Предисловие
Я люблю шутить, что самое мое драгоценное имущество, которое я ставлю превыше всех своих инструментов, книг, картин и фамильного антиквариата, — это набор для самоубийства, который я прячу дома. Он состоит из нескольких препаратов, накопившихся у меня за годы работы. Не уверен, правда, подействуют ли они сейчас: срок годности на упаковках не указан. Было бы неловко очнуться в реанимации после неудавшейся попытки суицида или в приемном покое больницы прямо в процессе промывания желудка. К людям, пытавшимся покончить с собой, больничный персонал частенько относится с презрением и снисхождением — как к тем, кому не повезло ни в жизни, ни в смерти; как к тем, кто сам виноват в собственном несчастье.

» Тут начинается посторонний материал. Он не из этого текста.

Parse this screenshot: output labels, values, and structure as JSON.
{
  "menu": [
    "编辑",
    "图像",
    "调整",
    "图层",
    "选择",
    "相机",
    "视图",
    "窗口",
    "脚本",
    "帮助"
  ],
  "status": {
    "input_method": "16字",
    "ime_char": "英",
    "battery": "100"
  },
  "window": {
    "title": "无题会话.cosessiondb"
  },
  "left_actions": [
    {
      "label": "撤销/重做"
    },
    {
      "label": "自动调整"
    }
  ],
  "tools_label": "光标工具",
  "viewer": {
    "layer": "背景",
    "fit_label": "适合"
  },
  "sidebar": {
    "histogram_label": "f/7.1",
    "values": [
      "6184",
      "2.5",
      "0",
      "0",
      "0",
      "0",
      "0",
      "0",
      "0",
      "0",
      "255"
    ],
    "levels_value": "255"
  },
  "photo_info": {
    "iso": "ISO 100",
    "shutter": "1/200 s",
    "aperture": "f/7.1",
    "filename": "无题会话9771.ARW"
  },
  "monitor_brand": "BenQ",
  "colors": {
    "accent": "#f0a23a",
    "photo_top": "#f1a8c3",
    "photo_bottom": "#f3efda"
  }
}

Работая младшим врачом, еще до начала моей карьеры нейрохирурга, я столкнулся с юной девушкой, которую удалось откачать после передозировки барбитуратами. Она хотела свести счеты с жизнью из-за неудачной любви, но подруга нашла ее, уже бессознательную, и привезла в больницу, где девушку поместили в реанимацию и сутки держали на аппарате искусственной вентиляции легких. После этого ее перевели в отделение, в котором я работал интерном — самым младшим в иерархии больничных врачей. Я видел, как она приходит в себя — сперва удивленная и озадаченная тем, что по-прежнему жива, а затем не совсем уверенная в том, что ей вообще стоило возвращаться в царство живых. Помню, как сидел на краю ее кровати и разговаривал с ней. Она была очень худой — очевидно, из-за анорексии. У нее были короткие, покрашенные в темно-красный цвет волосы, которые спутались и растрепались за сутки в коме. Она сидела, положив подбородок на прижатые к груди колени. Держалась она довольно спокойно: возможно, по-прежнему давала о себе знать передозировка, а может, девушка воспринимала больницу как лимб — место между адом и раем, где ей предоставили небольшую передышку от несчастий. За те пару дней, что она провела в палате, мы, можно сказать, подружились, а потом ее перевели в психиатрическое отделение. Кстати, выяснилось, что у нас имелись общие знакомые по Оксфорду, но я совершенно не в курсе, как сложилась ее дальнейшая судьба.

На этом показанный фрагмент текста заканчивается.